Às voltas com a falta de semicondutores que tem levado várias fábricas a suspenderem a produção, a indústria automobilística participa de um grupo coordenado pela Secretaria Especial de Produção Industrial e Comércio Exterior do Ministério da Economia - chamado de "made in Brasil" -, que tem também representantes do setor de autopeças e de entidades sindicais.
Henry Joseph Junior, diretor técnico da Associação Nacional dos Fabricantes de Veículos Automotores (Anfavea), afirma que um dos candidatos à nacionalização é a transmissão automática. O item já está em mais da metade dos carros novos vendidos no País, mas não tem produção local.
Também está na mira do setor itens relativos à tecnologia embarcada, principalmente os de controle eletrônico. Segundo Joseph, o Brasil é fortemente dependente de importação desses componentes.
Menos volatilidade cambial
No início do ano, a Bosch anunciou a transferência de uma linha de produção de sistemas injetores a diesel dos Estados Unidos para sua unidade de Curitiba (PR), onde mantém um centro de desenvolvimento de plataforma desses sistemas voltados à exportação.

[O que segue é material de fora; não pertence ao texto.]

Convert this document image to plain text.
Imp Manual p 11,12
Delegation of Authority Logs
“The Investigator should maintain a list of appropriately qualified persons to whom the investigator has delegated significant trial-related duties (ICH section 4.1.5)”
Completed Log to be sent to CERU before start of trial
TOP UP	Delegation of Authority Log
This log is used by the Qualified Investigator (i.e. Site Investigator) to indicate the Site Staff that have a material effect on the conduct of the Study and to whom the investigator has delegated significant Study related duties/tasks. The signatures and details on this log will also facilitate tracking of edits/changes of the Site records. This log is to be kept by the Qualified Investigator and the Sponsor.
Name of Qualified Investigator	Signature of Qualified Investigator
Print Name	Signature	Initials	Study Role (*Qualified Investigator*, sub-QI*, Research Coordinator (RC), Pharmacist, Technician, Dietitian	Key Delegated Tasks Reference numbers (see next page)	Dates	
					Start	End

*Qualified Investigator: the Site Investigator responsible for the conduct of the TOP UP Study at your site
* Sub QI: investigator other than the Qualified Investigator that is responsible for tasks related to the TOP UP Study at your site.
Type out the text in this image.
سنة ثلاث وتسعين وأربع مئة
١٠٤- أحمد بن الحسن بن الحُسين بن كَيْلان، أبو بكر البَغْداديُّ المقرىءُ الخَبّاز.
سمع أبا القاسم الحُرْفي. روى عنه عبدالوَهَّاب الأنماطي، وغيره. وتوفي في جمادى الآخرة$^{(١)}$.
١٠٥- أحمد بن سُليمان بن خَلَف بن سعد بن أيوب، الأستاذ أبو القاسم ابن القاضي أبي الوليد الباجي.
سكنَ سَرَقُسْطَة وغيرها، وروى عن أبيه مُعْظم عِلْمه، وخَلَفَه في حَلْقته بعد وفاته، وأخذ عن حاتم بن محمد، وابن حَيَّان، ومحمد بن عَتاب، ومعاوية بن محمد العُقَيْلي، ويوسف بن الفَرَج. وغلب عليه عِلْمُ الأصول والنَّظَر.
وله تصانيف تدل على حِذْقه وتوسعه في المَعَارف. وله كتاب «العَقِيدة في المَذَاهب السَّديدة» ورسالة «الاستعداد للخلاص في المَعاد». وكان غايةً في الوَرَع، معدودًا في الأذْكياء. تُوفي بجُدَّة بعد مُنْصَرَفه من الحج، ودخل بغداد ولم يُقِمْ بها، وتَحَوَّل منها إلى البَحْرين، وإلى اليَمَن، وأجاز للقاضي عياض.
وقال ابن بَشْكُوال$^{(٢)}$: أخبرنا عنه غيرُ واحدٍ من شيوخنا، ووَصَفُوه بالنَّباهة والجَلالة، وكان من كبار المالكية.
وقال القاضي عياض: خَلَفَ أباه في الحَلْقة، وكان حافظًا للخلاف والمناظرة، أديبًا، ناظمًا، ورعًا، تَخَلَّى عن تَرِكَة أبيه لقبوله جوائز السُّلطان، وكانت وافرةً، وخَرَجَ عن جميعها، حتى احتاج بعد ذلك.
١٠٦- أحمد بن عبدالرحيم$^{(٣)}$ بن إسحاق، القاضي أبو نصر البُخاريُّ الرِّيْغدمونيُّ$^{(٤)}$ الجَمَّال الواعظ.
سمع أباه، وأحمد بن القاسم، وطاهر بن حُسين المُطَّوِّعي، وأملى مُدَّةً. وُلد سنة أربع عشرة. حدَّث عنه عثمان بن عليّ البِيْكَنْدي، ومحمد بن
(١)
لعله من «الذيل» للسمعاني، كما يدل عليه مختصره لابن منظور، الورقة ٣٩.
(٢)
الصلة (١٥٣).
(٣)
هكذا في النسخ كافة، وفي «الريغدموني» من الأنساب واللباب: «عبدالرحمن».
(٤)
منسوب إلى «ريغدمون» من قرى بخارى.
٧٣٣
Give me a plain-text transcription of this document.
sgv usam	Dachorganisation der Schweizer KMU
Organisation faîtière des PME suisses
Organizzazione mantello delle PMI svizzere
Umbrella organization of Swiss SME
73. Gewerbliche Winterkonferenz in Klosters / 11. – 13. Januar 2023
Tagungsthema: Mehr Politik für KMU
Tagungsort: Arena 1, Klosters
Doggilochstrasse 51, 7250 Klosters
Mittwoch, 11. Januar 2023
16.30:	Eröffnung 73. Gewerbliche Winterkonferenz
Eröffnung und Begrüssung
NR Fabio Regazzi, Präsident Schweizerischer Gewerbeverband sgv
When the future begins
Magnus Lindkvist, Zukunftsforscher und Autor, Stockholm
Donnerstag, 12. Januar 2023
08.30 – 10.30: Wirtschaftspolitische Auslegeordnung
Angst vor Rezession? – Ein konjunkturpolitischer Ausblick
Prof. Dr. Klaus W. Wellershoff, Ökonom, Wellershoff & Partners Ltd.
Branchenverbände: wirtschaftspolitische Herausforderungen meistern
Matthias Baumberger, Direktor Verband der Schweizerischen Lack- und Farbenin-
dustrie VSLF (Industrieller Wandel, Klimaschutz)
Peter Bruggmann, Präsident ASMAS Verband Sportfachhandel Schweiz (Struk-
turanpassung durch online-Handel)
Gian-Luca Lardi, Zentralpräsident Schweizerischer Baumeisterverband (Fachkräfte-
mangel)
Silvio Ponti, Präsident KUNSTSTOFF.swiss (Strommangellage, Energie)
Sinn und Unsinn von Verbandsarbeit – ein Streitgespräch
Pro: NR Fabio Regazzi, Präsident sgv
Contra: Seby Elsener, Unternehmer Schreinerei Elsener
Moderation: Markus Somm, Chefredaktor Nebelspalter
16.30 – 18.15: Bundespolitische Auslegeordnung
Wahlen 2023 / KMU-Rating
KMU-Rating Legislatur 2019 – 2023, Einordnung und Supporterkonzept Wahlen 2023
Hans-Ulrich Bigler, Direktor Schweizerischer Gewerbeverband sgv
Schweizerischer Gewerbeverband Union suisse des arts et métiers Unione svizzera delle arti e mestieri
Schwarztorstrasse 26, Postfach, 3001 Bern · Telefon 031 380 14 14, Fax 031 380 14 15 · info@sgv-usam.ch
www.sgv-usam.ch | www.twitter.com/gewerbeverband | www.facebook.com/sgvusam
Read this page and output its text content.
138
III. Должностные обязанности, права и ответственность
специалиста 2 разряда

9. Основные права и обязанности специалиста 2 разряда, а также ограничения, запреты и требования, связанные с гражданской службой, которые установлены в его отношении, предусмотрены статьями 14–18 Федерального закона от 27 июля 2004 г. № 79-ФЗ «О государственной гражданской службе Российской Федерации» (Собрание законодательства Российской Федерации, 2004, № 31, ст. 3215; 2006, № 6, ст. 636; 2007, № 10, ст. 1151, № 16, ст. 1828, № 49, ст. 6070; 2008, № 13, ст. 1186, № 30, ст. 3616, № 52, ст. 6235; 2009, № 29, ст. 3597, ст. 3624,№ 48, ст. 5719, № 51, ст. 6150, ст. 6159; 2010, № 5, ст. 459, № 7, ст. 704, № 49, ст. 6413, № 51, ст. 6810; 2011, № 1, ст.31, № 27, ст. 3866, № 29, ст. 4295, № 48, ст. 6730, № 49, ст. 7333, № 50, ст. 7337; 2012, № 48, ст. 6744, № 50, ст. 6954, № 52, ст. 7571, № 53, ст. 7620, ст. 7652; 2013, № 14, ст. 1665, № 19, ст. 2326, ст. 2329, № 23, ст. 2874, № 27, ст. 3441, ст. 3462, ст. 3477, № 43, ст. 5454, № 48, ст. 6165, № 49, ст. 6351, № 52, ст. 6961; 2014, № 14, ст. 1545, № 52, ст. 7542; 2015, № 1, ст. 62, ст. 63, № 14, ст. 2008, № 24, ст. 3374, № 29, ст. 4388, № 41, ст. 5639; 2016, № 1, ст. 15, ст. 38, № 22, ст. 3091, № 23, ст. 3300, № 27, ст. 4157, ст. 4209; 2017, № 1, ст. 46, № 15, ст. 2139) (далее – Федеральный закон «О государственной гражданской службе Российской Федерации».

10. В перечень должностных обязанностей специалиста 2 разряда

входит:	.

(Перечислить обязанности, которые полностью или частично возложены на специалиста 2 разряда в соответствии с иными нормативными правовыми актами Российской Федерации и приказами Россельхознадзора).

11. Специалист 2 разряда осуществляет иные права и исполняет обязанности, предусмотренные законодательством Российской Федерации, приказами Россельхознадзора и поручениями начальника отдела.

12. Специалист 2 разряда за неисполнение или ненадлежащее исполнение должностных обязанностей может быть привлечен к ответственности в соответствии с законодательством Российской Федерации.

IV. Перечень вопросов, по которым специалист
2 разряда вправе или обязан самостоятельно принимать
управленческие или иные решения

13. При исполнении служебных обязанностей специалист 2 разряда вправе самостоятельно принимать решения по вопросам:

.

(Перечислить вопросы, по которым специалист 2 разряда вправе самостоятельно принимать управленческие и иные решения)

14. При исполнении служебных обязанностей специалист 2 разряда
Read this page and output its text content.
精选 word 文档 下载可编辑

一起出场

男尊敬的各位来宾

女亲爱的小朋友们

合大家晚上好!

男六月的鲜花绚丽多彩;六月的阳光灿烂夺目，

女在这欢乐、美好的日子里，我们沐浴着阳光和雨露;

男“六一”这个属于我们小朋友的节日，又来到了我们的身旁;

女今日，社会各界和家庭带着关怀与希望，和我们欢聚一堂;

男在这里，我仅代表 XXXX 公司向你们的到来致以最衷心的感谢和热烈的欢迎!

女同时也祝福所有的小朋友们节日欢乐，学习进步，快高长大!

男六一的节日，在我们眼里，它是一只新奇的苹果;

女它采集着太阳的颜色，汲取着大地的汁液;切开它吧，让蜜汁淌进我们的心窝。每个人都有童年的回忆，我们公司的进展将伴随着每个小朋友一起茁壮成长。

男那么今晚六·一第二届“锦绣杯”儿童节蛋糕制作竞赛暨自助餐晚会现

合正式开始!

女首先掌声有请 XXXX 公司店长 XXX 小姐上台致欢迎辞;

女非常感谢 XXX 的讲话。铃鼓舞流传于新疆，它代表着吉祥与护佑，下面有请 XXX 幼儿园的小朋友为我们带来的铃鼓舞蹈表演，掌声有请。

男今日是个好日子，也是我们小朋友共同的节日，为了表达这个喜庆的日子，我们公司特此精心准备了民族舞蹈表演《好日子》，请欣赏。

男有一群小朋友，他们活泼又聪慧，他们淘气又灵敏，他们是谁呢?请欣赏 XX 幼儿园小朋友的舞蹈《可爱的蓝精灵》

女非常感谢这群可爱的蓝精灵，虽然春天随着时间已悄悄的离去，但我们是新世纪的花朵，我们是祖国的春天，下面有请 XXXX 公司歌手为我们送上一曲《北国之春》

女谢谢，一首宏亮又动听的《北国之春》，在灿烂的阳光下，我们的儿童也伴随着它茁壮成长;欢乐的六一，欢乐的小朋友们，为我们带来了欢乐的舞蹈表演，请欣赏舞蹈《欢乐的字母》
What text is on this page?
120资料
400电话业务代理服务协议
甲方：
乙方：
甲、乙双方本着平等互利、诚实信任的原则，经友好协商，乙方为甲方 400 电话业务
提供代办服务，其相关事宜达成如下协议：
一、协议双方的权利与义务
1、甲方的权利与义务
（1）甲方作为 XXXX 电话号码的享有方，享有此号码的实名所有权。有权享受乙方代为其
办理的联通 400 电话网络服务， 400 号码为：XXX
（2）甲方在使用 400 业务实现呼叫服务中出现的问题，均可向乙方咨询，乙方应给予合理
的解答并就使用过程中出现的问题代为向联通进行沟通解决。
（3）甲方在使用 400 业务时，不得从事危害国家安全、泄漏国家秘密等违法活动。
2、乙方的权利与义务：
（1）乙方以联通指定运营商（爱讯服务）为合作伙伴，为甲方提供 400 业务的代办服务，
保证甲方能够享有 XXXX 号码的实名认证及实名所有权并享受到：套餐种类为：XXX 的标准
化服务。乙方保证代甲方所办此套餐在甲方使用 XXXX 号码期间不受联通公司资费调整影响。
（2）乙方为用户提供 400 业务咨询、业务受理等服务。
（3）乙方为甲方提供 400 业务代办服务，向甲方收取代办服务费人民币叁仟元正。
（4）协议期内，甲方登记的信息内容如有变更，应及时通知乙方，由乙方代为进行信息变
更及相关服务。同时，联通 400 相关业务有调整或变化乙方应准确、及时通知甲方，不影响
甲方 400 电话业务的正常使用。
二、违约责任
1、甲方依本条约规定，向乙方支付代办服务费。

A NGK, fabricante de velas de ignição, teve o processo de nacionalização de velas especiais antecipado pela pandemia, que dificultou as importações. A peça é feita com materiais nobres e vinha da matriz japonesa, que continuará fornecendo insumos para a produção local.
Segundo José Eduardo de Souza, chefe de assistência técnica no Brasil, uma das vantagens é reduzir a exposição do produto à volatilidade cambial.